Anlaşılan referandum yaklaştıkça evet/hayır tartışmaları şiddetlenecektir. Bu dozajı ayarlamayanlar bir çırpıda diğerini “hain” ilan edebiliyor. Her birine göre diğeri haindir. Peki, bu bakış açısı ne kadar doğrudur? Bu dilin her iki tarafa da puan kazandırmayacağı bellidir. Hatta bu sivri dili en çok kullananın daha fazla oy kaybedeceğini düşünüyorum. Şu bir gerçek ki halkın çoğu bu maddeler içerisindeki getiri veya götürülerden habersizdir. En çok neyi duyuyorsa oraya meyil gösterecektir. Duydukları şeylerin “ayırıcı dil” olmaması ve müspet ifadeler olması halk üzerinde daha çok etki bırakacaktır. Çünkü bu konuda parti tabanlarında ciddi bir kararsızlar grubu vardır.
Peki, bu durum ortada iken birbirlerini adeta boğazlayacak kadar kutuplaştırmanın altında ne yatıyor? Aslında bu referandum bir parti seçiminden ziyade, sağ/sol bloğu olarak görülebilir. Tıpkı ABD'de demokrat ve cumhuriyetçiler olduğu gibi. Ancak Türkiye'nin farklı tarafı, Cumhuriyetin kuruluşundan beri tek parti döneminden sonra “sol blok” hiçbir zaman oy anlamında çoğunluğu sağlayamamıştır. Türkiye de hep sağ partilerin oyları çoğunluğu oluşturmuştur. Sol partilerin iktidar dönemleri de, ya atama ya da koalisyonlarla gelmiş ki bunların akıbeti göz önündedir.
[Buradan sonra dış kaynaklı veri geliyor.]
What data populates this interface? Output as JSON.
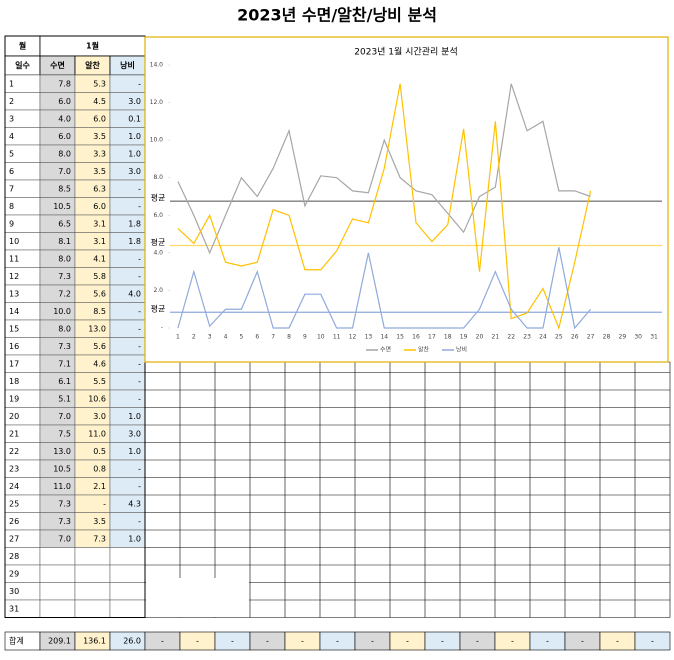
{
  "title": "2023년 수면/알찬/낭비 분석",
  "table": {
    "month_label": "월",
    "month": "1월",
    "headers": [
      "일수",
      "수면",
      "알찬",
      "낭비"
    ],
    "rows": [
      [
        "1",
        "7.8",
        "5.3",
        "-"
      ],
      [
        "2",
        "6.0",
        "4.5",
        "3.0"
      ],
      [
        "3",
        "4.0",
        "6.0",
        "0.1"
      ],
      [
        "4",
        "6.0",
        "3.5",
        "1.0"
      ],
      [
        "5",
        "8.0",
        "3.3",
        "1.0"
      ],
      [
        "6",
        "7.0",
        "3.5",
        "3.0"
      ],
      [
        "7",
        "8.5",
        "6.3",
        "-"
      ],
      [
        "8",
        "10.5",
        "6.0",
        "-"
      ],
      [
        "9",
        "6.5",
        "3.1",
        "1.8"
      ],
      [
        "10",
        "8.1",
        "3.1",
        "1.8"
      ],
      [
        "11",
        "8.0",
        "4.1",
        "-"
      ],
      [
        "12",
        "7.3",
        "5.8",
        "-"
      ],
      [
        "13",
        "7.2",
        "5.6",
        "4.0"
      ],
      [
        "14",
        "10.0",
        "8.5",
        "-"
      ],
      [
        "15",
        "8.0",
        "13.0",
        "-"
      ],
      [
        "16",
        "7.3",
        "5.6",
        "-"
      ],
      [
        "17",
        "7.1",
        "4.6",
        "-"
      ],
      [
        "18",
        "6.1",
        "5.5",
        "-"
      ],
      [
        "19",
        "5.1",
        "10.6",
        "-"
      ],
      [
        "20",
        "7.0",
        "3.0",
        "1.0"
      ],
      [
        "21",
        "7.5",
        "11.0",
        "3.0"
      ],
      [
        "22",
        "13.0",
        "0.5",
        "1.0"
      ],
      [
        "23",
        "10.5",
        "0.8",
        "-"
      ],
      [
        "24",
        "11.0",
        "2.1",
        "-"
      ],
      [
        "25",
        "7.3",
        "-",
        "4.3"
      ],
      [
        "26",
        "7.3",
        "3.5",
        "-"
      ],
      [
        "27",
        "7.0",
        "7.3",
        "1.0"
      ],
      [
        "28"
      ],
      [
        "29"
      ],
      [
        "30"
      ],
      [
        "31"
      ]
    ],
    "total": [
      "합계",
      "209.1",
      "136.1",
      "26.0"
    ],
    "total_extra": [
      "-",
      "-",
      "-",
      "-",
      "-",
      "-",
      "-",
      "-",
      "-",
      "-",
      "-",
      "-",
      "-",
      "-",
      "-"
    ]
  },
  "chart_data": {
    "type": "line",
    "title": "2023년 1월 시간관리 분석",
    "categories": [
      "1",
      "2",
      "3",
      "4",
      "5",
      "6",
      "7",
      "8",
      "9",
      "10",
      "11",
      "12",
      "13",
      "14",
      "15",
      "16",
      "17",
      "18",
      "19",
      "20",
      "21",
      "22",
      "23",
      "24",
      "25",
      "26",
      "27",
      "28",
      "29",
      "30",
      "31"
    ],
    "series": [
      {
        "name": "수면",
        "color": "#a6a6a6",
        "values": [
          7.8,
          6.0,
          4.0,
          6.0,
          8.0,
          7.0,
          8.5,
          10.5,
          6.5,
          8.1,
          8.0,
          7.3,
          7.2,
          10.0,
          8.0,
          7.3,
          7.1,
          6.1,
          5.1,
          7.0,
          7.5,
          13.0,
          10.5,
          11.0,
          7.3,
          7.3,
          7.0,
          null,
          null,
          null,
          null
        ]
      },
      {
        "name": "알찬",
        "color": "#ffc000",
        "values": [
          5.3,
          4.5,
          6.0,
          3.5,
          3.3,
          3.5,
          6.3,
          6.0,
          3.1,
          3.1,
          4.1,
          5.8,
          5.6,
          8.5,
          13.0,
          5.6,
          4.6,
          5.5,
          10.6,
          3.0,
          11.0,
          0.5,
          0.8,
          2.1,
          0,
          3.5,
          7.3,
          null,
          null,
          null,
          null
        ]
      },
      {
        "name": "낭비",
        "color": "#8faadc",
        "values": [
          0,
          3.0,
          0.1,
          1.0,
          1.0,
          3.0,
          0,
          0,
          1.8,
          1.8,
          0,
          0,
          4.0,
          0,
          0,
          0,
          0,
          0,
          0,
          1.0,
          3.0,
          1.0,
          0,
          0,
          4.3,
          0,
          1.0,
          null,
          null,
          null,
          null
        ]
      }
    ],
    "averages": [
      {
        "label": "평균",
        "value": 6.75,
        "color": "#7f7f7f"
      },
      {
        "label": "평균",
        "value": 4.39,
        "color": "#ffd966"
      },
      {
        "label": "평균",
        "value": 0.84,
        "color": "#8faadc"
      }
    ],
    "ylim": [
      0,
      14
    ],
    "yticks": [
      {
        "value": 0,
        "label": "-"
      },
      {
        "value": 2,
        "label": "2.0"
      },
      {
        "value": 4,
        "label": "4.0"
      },
      {
        "value": 6,
        "label": "6.0"
      },
      {
        "value": 8,
        "label": "8.0"
      },
      {
        "value": 10,
        "label": "10.0"
      },
      {
        "value": 12,
        "label": "12.0"
      },
      {
        "value": 14,
        "label": "14.0"
      }
    ],
    "legend": "bottom"
  }
}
Bunun içindir ki sol blok, hayat/memat meselesi olarak referanduma bakıyor. Başkanlık sisteminde sol bloğun iktidar olma olasılığı çok zayıftır. Kendileri için ön gördükleri bu sonucun doğmaması için sesleri çok çıkmaktadır.
Diğer taraftan sağ blok olarak görülen “evetçiler” ise iki kısımdır. Bunlardan bazıları meseleyi tamamıyla şahıs üzerinden değerlendirip kararsız olan sol bloktaki seçmeni görmek istemiyor. Onlar da çok ağır bir dil kullanabiliyor ki neredeyse hayırcıları “kâfirlikle” suçlayacaklar. Bu da doğru bir yaklaşım değildir… İkinci evetçiler ise, Türkiye'nin geçmişini ve eski Türkiye kafatasçılarının bu halka çektirdiklerini iyi okuyorlar. Bu günlerde çok konuşulan 28 Şubatçıların bu halkın öz evlatları olan dindarlara kan kusturduklarını iyi biliyorlar. Bu referandumun yeni bir sivil anayasa için anahtar hükmünde olacağını düşünerek evet diyorlar. Eksikliklerine rağmen evet denmesi gerektiğini düşünüyorlar.
Bu kesim vasat çizgide olup, ümmet için faydalı olduklarını düşündükleri ciddi bir kesimdir. Kim olursa olsun doğruya doğru, yanlışa yanlış demeyi bilen bu kesim orta yolu seçerek evet demiştir. Diğer iki kesim bu vasat çizgideki bloğu iyi tahlil ederse selamet limanını yakalayabilirler. Zira halkın istediği de bu çizgi ve bu dildir. Şimdiye kadar halkı bir birbirine kırdırmak isteyenler, ayrıştırıcı ve bloklaştırıcı dil üzerinden hesaplar yapmışlardır. Bugün de referandum üzerinden bu fay hatlarını daha da derinleştirmek istemekteler. Evetçilerin de, hayırcıların da vasat çizgide olan bloğu görmesi gerekir. Eğer bu bloğu görmezlerse, gün gelir halk bu bloğu her ikisine de tercih edecektir.